Annovis announced that new biomarker analyses from its Phase 2/3 Alzheimer’s disease (AD) trial (NCT05686044) showed that its investigational drug buntanetap reduced levels of several inflammatory markers. According to the company, reductions were observed in IL-5, IL-6, S100A12, IFN-γ and IGF1R versus placebo.
The company also reports that buntanetap decreased levels of neurofilament light chain (NFL), a marker released from damaged neurons, which it interprets as a sign of improved neuronal integrity. These changes were seen in all trial participants who tested positive for pTau217 in plasma, spanning mild to moderate disease stages, says the company.

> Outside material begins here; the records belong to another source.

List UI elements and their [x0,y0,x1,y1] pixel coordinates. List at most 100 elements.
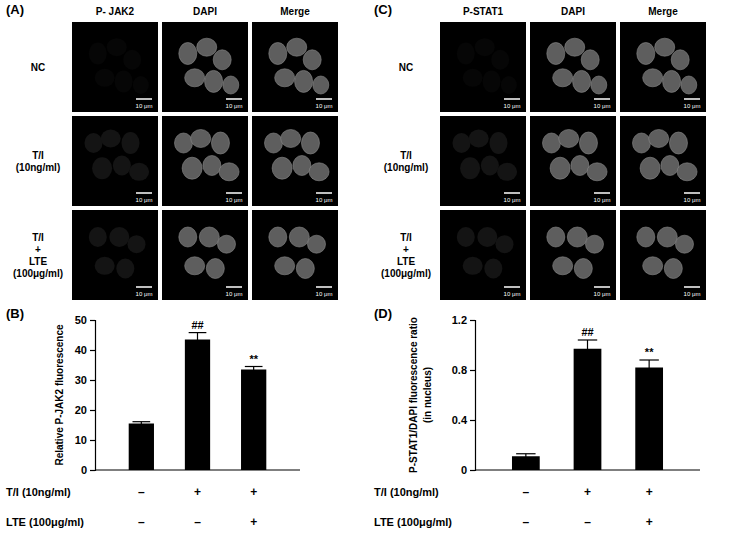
nucleus [205,70,223,92]
scale-bar [684,286,700,288]
nucleus [457,43,475,65]
nucleus [218,235,236,253]
nucleus [281,130,301,148]
scale-bar-label: 10 μm [226,197,243,203]
error-cap [578,357,597,358]
nucleus [269,43,287,65]
tick-mark [470,470,475,471]
tick-label: 0 [81,464,87,476]
bar [185,340,210,471]
nucleus [197,38,217,56]
scale-bar [504,98,520,100]
treatment-sign: + [646,485,653,499]
nucleus [128,235,146,253]
nucleus [655,38,675,56]
nucleus [133,76,149,94]
scale-bar [504,192,520,194]
micrograph-image [440,116,526,206]
scale-bar [226,98,242,100]
scale-bar [594,192,610,194]
error-bar [587,340,588,358]
tick-label: 0.8 [452,364,467,376]
micrograph-image [440,210,526,300]
micrograph-image [252,116,338,206]
significance-label: ** [645,346,654,358]
tick-mark [90,380,95,381]
nucleus [308,235,326,253]
nucleus [469,130,489,148]
tick-mark [90,350,95,351]
nucleus [295,70,313,92]
treatment-label: LTE (100μg/ml) [374,516,452,528]
micrograph-image [162,210,248,300]
nucleus [95,257,115,275]
panel-letter: (B) [6,306,24,321]
nucleus [460,157,480,179]
tick-mark [470,320,475,321]
treatment-label: T/I (10ng/ml) [374,486,439,498]
nucleus [185,257,205,275]
nucleus [301,132,319,154]
nucleus [573,70,591,92]
nucleus [95,69,115,87]
nucleus [116,259,134,279]
treatment-sign: – [523,515,530,529]
nucleus [129,163,149,181]
tick: 0 [461,464,475,476]
column-header: DAPI [561,6,585,17]
treatment-label: T/I (10ng/ml) [6,486,71,498]
nucleus [640,157,660,179]
nucleus [182,157,202,179]
plot-area [512,340,663,470]
nucleus [289,227,309,247]
treatment-sign: – [523,485,530,499]
micrograph-image [620,22,706,112]
scale-bar [684,192,700,194]
tick: 30 [75,374,95,386]
tick-mark [470,370,475,371]
nucleus [587,163,607,181]
nucleus [681,76,697,94]
nucleus [489,132,507,154]
nucleus [223,76,239,94]
y-axis-title: Relative P-JAK2 fluorescence [54,324,65,466]
nucleus [89,43,107,65]
nucleus [491,50,509,70]
nucleus [676,235,694,253]
scale-bar-label: 10 μm [316,197,333,203]
error-cap [189,346,207,347]
scale-bar [316,192,332,194]
nucleus [453,133,471,153]
column-header: Merge [280,6,310,17]
row-label: (10ng/ml) [384,162,428,173]
nucleus [89,227,107,247]
panel-letter: (D) [374,306,392,321]
nucleus [296,259,314,279]
micrograph-image [72,116,158,206]
nucleus [275,69,295,87]
scale-bar [136,98,152,100]
scale-bar-label: 10 μm [226,291,243,297]
nucleus [637,43,655,65]
row-label: LTE [397,256,415,267]
micrograph-image [252,210,338,300]
nucleus [206,259,224,279]
nucleus [559,130,579,148]
nucleus [547,43,565,65]
nucleus [275,257,295,275]
y-axis: 00.40.81.2 [452,314,476,476]
treatment-sign: + [250,485,257,499]
row-label: + [403,244,409,255]
tick-label: 40 [75,344,87,356]
tick-label: 10 [75,434,87,446]
micrograph-image [162,116,248,206]
tick: 1.2 [452,314,475,326]
tick-label: 50 [75,314,87,326]
scale-bar [504,286,520,288]
panel-letter: (A) [6,2,24,17]
micrograph-panel: (C)P-STAT1DAPIMergeNC10 μm10 μm10 μmT/I(… [374,2,706,300]
nucleus [293,156,311,176]
treatment-sign: + [646,515,653,529]
micrograph-image [530,116,616,206]
nucleus [199,227,219,247]
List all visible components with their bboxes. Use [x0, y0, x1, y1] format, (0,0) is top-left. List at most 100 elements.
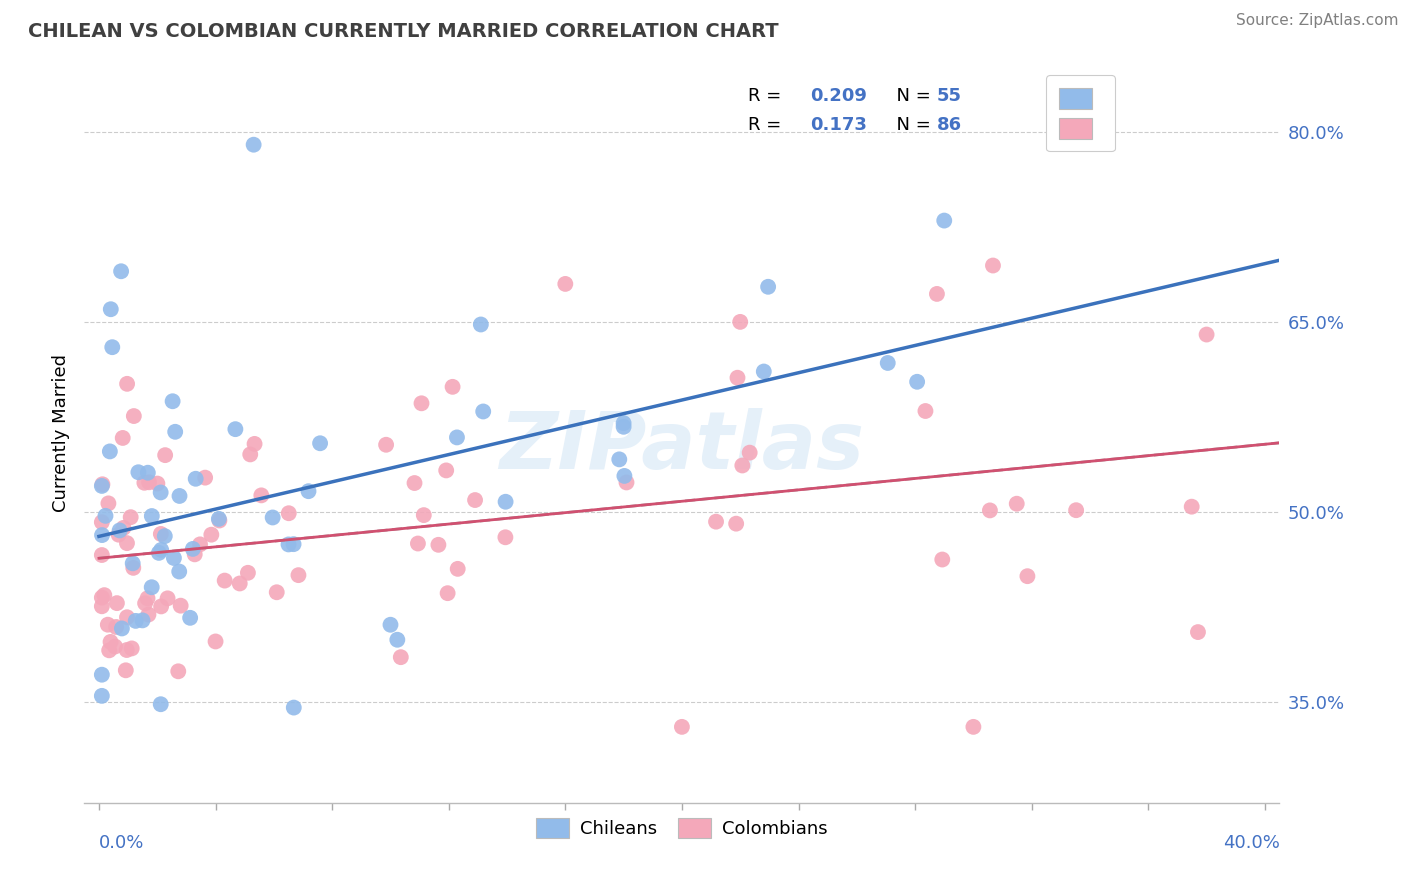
Point [931, 552, 953, 566]
Text: 0.209: 0.209 [810, 87, 866, 104]
Point [121, 641, 143, 656]
Point [111, 622, 134, 636]
Point [613, 469, 636, 483]
Point [94, 508, 117, 523]
Point [167, 665, 190, 679]
Point [111, 431, 134, 445]
Point [90, 599, 112, 614]
Point [1005, 497, 1028, 511]
Point [104, 640, 127, 654]
Point [110, 264, 132, 278]
Point [194, 470, 217, 484]
Point [472, 404, 495, 418]
Point [914, 404, 936, 418]
Point [169, 489, 191, 503]
Point [91, 477, 114, 491]
Point [441, 380, 464, 394]
Point [134, 475, 156, 490]
Text: R =: R = [748, 116, 786, 135]
Point [115, 536, 138, 550]
Point [90, 479, 112, 493]
Point [163, 551, 186, 566]
Point [138, 475, 160, 490]
Point [91, 528, 114, 542]
Point [112, 521, 135, 535]
Point [1187, 625, 1209, 640]
Point [224, 422, 246, 436]
Point [876, 356, 898, 370]
Point [297, 484, 319, 499]
Point [1064, 503, 1087, 517]
Point [115, 643, 138, 657]
Point [93, 588, 115, 602]
Point [738, 445, 761, 459]
Point [122, 561, 145, 575]
Point [90, 667, 112, 681]
Point [447, 562, 470, 576]
Text: 55: 55 [936, 87, 962, 104]
Point [436, 586, 458, 600]
Point [125, 614, 148, 628]
Point [283, 700, 305, 714]
Point [979, 503, 1001, 517]
Point [446, 430, 468, 444]
Y-axis label: Currently Married: Currently Married [52, 353, 70, 512]
Point [962, 720, 984, 734]
Point [243, 437, 266, 451]
Point [406, 536, 429, 550]
Point [97, 496, 120, 510]
Point [554, 277, 576, 291]
Point [404, 476, 426, 491]
Point [136, 466, 159, 480]
Point [115, 610, 138, 624]
Text: ZIPatlas: ZIPatlas [499, 409, 865, 486]
Point [100, 635, 122, 649]
Point [97, 617, 120, 632]
Point [242, 137, 264, 152]
Point [134, 596, 156, 610]
Text: 40.0%: 40.0% [1223, 834, 1279, 853]
Point [153, 448, 176, 462]
Point [90, 591, 112, 605]
Point [616, 475, 638, 490]
Point [141, 509, 163, 524]
Point [470, 318, 492, 332]
Point [287, 568, 309, 582]
Point [727, 370, 749, 384]
Point [411, 396, 433, 410]
Point [613, 419, 636, 434]
Point [183, 547, 205, 561]
Point [165, 425, 187, 439]
Point [1195, 327, 1218, 342]
Text: R =: R = [748, 87, 786, 104]
Point [136, 591, 159, 606]
Point [162, 394, 184, 409]
Point [208, 514, 231, 528]
Point [671, 720, 693, 734]
Point [169, 599, 191, 613]
Point [214, 574, 236, 588]
Point [108, 524, 131, 538]
Point [127, 465, 149, 479]
Point [153, 529, 176, 543]
Point [188, 537, 211, 551]
Point [925, 287, 948, 301]
Point [262, 510, 284, 524]
Point [905, 375, 928, 389]
Point [309, 436, 332, 450]
Point [179, 611, 201, 625]
Point [149, 697, 172, 711]
Point [387, 632, 409, 647]
Text: Source: ZipAtlas.com: Source: ZipAtlas.com [1236, 13, 1399, 29]
Point [98, 643, 121, 657]
Point [122, 409, 145, 423]
Point [114, 663, 136, 677]
Point [107, 527, 129, 541]
Point [101, 340, 124, 354]
Point [236, 566, 259, 580]
Point [200, 527, 222, 541]
Legend: Chileans, Colombians: Chileans, Colombians [529, 810, 835, 846]
Point [90, 515, 112, 529]
Point [389, 650, 412, 665]
Point [464, 493, 486, 508]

Annovis notes that buntanetap had previously delivered clinical benefits in mild AD in the same study. It is now being evaluated in a pivotal Phase 3 trial in early AD (NCT06709014), which is designed with a 6-month symptomatic readout and an 18-month disease-modification readout.
The company said that the biomarker data were generated after just three months of treatment and add mechanistic support to its hypothesis that buntanetap may impact disease pathways beyond symptomatic relief. Full biomarker results will be presented at the Clinical Trials on Alzheimer’s Disease (CTAD) meeting in San Diego, December 1–4, 2025.
These findings, if confirmed, could reinforce buntanetap’s case as a therapy targeting underlying disease processes, though clinical outcomes and longer-term data from the Phase 3 readouts will be needed to validate the disease-modifying claim.